All requests by the reviewer were totally reasonable, and we conducted all experiments that were technically feasible (i.e. all but the high-sample-amount injections using Zeno SWATH MS, where the maximum was already shown in the previous data).
6.4. All these should be re-injections of existing samples on these MS setups and a minor effort provided instrument availability (<1w) and rapid re-analysis via DIA-NN.
Please see 6.1.
7. Are the data and the methods presented in such a way that they can be reproduced?
All method details are provided.
7.1 The raw data have not been deposited to a public repository. Reproducibility of the study would benefit significantly by raw data (including search results and spectral libraries with log files of creation) upload/sharing e.g. via ProteomeXchange/PRIDE.
The raw data were uploaded to PRIDE, ID#PXD036786, and will be released with the publication of the manuscript.
7.2 If any software versions or firmwares on the hardware are required to perform the measurements on the ZenoTOF on the market today, these versions and prospective release dates should be included or the accessibility of these settings commented on.
We added the version of SCIEX OS and DIA-NN. Sciex OS is commercial, while DIA-NN is free to use.
“All raw data from ZenoTOF 7600 system were acquired by SCIEX OS (v2.1.6) (SciexOS 3.0, which supports Zeno SWATH, is now commercial software available on the market) and processed with DIA-NN (v1.8 β 20, provided in the Supplementary Materials).”
8. Are the experiments adequately replicated and statistical analysis adequate?
8.1 Figures 3 and Supplemental Figure 3 need a clarification in the legend as to the nature and origin of ID numbers (mean? Number of replicates? Add error bars if possible)

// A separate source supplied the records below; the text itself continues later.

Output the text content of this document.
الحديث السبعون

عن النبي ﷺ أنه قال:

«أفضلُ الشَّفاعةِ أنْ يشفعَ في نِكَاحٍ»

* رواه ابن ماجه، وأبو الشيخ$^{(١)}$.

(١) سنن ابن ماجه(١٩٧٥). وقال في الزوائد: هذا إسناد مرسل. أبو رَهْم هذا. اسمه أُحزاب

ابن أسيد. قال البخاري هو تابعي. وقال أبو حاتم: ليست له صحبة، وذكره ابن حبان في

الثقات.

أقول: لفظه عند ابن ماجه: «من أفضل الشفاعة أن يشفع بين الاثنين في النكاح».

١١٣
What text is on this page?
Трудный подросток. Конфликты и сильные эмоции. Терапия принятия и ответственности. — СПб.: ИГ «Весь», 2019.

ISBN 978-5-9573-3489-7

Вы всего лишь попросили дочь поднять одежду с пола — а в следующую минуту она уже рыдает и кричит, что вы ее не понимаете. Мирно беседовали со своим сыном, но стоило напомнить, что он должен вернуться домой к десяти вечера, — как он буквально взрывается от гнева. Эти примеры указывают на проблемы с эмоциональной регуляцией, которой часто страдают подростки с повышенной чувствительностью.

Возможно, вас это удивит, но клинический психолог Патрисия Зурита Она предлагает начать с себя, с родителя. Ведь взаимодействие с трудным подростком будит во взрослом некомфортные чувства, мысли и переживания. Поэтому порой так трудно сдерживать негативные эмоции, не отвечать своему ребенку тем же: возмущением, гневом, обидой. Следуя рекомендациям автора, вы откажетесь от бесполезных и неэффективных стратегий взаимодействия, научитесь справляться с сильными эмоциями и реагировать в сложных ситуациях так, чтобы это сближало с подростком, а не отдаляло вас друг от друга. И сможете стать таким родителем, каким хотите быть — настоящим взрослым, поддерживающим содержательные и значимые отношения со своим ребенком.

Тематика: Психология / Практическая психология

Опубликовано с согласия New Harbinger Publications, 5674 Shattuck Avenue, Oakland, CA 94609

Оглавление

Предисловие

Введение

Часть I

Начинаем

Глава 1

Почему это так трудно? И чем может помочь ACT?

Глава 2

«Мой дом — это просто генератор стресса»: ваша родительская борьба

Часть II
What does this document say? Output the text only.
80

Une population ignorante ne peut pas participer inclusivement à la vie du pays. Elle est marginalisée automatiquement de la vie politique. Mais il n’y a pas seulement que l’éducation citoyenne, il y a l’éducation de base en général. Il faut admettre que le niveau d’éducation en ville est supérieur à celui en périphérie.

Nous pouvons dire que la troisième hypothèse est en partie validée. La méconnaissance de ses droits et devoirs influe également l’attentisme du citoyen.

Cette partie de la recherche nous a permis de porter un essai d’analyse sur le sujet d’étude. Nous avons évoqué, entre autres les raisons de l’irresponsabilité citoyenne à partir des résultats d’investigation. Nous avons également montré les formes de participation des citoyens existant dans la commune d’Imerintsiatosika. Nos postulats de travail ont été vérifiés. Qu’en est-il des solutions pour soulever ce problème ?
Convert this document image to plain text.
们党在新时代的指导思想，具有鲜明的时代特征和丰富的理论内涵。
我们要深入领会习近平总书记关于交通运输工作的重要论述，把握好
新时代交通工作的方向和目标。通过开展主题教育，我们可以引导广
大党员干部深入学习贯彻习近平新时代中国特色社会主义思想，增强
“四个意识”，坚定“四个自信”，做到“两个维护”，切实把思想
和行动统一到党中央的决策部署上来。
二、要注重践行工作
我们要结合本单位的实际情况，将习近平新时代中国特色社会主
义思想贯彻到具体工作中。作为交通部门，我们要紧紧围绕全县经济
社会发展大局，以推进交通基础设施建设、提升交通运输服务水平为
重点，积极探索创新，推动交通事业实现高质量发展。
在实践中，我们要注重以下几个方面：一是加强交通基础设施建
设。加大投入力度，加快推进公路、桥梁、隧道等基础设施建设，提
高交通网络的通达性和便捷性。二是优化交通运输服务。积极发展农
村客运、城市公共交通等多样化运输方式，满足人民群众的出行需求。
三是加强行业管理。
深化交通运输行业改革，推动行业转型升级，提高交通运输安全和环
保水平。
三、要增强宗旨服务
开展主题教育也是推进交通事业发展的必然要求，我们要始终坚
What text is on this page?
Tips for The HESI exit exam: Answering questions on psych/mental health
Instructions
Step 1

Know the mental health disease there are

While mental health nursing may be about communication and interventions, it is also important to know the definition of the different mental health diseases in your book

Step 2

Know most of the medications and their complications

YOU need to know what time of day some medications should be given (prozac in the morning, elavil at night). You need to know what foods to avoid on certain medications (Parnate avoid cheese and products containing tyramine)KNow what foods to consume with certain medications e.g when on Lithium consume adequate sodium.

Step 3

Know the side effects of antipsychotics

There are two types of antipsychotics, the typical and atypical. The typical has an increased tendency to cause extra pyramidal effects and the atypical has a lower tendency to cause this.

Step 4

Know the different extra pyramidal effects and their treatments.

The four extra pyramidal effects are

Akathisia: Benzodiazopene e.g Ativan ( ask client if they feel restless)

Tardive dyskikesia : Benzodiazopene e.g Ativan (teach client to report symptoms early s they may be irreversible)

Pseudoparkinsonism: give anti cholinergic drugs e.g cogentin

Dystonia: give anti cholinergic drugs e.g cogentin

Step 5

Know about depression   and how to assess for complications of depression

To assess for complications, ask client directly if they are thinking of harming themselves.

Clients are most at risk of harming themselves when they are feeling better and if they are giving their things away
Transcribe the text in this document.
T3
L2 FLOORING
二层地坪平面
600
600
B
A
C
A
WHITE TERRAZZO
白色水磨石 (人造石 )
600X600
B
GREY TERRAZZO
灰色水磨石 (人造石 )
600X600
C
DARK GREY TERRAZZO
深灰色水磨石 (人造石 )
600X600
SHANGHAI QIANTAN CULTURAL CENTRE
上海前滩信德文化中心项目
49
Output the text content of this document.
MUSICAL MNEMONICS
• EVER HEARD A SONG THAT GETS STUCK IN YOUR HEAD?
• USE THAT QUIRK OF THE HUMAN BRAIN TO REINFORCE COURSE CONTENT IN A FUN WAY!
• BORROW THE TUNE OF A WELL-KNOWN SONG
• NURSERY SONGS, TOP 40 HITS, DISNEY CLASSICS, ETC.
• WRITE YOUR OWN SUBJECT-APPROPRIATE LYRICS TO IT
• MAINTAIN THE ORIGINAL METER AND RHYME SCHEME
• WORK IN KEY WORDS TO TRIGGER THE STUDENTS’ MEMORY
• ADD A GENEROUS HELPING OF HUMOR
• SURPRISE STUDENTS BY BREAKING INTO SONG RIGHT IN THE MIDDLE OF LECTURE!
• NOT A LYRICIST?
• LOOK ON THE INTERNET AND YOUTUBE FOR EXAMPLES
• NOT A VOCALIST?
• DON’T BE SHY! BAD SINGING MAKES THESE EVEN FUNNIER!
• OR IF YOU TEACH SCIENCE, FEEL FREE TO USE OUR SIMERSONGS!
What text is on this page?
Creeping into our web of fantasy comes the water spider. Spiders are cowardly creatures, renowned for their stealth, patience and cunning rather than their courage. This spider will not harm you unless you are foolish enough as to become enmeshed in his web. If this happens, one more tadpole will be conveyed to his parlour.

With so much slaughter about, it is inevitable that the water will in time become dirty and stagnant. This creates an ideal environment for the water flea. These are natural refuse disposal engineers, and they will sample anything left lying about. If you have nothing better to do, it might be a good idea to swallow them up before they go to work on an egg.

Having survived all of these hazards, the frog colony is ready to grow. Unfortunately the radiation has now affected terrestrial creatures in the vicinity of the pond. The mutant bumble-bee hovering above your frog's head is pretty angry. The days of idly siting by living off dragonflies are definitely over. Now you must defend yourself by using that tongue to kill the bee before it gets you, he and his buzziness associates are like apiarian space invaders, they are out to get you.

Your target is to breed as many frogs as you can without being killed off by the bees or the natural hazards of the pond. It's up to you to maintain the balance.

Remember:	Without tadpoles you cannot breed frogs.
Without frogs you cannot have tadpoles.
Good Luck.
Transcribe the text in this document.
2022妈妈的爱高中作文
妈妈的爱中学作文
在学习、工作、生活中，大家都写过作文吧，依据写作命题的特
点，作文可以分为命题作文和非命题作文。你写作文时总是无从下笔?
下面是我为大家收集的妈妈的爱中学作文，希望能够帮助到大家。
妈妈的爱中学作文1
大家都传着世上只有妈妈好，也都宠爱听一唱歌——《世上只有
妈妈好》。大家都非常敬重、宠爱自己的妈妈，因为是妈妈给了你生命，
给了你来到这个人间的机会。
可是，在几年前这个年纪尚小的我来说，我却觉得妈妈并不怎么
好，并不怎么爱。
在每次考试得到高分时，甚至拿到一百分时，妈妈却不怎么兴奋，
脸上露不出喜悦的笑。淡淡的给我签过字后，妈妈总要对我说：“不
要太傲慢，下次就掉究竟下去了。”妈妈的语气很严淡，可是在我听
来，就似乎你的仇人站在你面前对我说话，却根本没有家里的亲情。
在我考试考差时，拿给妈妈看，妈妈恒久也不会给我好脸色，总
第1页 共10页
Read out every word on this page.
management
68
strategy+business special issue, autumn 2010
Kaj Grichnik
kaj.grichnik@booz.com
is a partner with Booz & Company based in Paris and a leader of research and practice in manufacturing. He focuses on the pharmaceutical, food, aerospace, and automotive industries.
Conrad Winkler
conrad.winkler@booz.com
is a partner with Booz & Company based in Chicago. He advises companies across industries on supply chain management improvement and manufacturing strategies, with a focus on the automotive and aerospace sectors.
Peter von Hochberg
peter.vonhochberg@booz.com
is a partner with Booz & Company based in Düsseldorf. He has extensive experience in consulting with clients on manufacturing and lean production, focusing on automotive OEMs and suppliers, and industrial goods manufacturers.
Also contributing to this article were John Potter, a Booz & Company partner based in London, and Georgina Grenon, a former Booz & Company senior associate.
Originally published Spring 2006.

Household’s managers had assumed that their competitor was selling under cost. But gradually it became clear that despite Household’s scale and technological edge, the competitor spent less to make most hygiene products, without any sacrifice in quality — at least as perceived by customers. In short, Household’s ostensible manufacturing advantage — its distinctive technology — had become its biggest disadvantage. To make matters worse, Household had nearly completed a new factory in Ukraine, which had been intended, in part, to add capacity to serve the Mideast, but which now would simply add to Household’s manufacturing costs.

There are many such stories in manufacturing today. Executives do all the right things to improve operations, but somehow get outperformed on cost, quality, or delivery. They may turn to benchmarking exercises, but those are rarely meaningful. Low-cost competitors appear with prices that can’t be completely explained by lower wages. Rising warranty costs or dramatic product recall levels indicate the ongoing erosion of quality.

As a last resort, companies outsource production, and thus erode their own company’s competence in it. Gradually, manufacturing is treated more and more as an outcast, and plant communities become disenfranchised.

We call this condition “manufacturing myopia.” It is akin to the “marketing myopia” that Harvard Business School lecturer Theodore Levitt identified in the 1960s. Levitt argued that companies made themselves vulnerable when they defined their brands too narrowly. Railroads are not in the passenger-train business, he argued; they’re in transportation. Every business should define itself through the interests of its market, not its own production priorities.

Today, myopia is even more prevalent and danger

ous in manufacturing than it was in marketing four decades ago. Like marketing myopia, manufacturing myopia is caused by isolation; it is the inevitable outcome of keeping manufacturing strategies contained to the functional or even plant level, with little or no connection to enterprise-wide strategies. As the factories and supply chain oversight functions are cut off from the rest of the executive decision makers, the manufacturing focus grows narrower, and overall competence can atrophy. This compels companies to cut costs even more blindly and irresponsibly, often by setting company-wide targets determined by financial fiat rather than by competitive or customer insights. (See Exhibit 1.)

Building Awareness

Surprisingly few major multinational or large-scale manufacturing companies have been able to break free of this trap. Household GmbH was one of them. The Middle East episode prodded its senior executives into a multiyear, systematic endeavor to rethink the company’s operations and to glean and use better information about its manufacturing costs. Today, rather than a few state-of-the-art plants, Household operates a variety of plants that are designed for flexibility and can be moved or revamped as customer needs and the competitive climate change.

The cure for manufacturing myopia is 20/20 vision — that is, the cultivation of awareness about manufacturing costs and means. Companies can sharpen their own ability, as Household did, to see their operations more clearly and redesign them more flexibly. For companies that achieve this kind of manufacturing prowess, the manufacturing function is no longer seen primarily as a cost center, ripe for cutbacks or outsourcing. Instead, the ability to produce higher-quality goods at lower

We thank the reviewer for the suggestion. We modified the legends accordingly. All critical benchmarks were conducted in replicates and, if applicable, also in serial dilution series. Only the validation experiments in which we confirm the gains of Zeno SWATH MS versus SWATH-MS on additional biological matrices (i.e. plant, yeast, bacterial, plasma proteome extracts) are conducted using serial dilution series only. We have provided the ID numbers in Supplementary table 1.
We have added explanation sentence in legend: “Shown data were the identification number of respective species and concentration, detailed information of numbers can be found in Supplementary Table 1.”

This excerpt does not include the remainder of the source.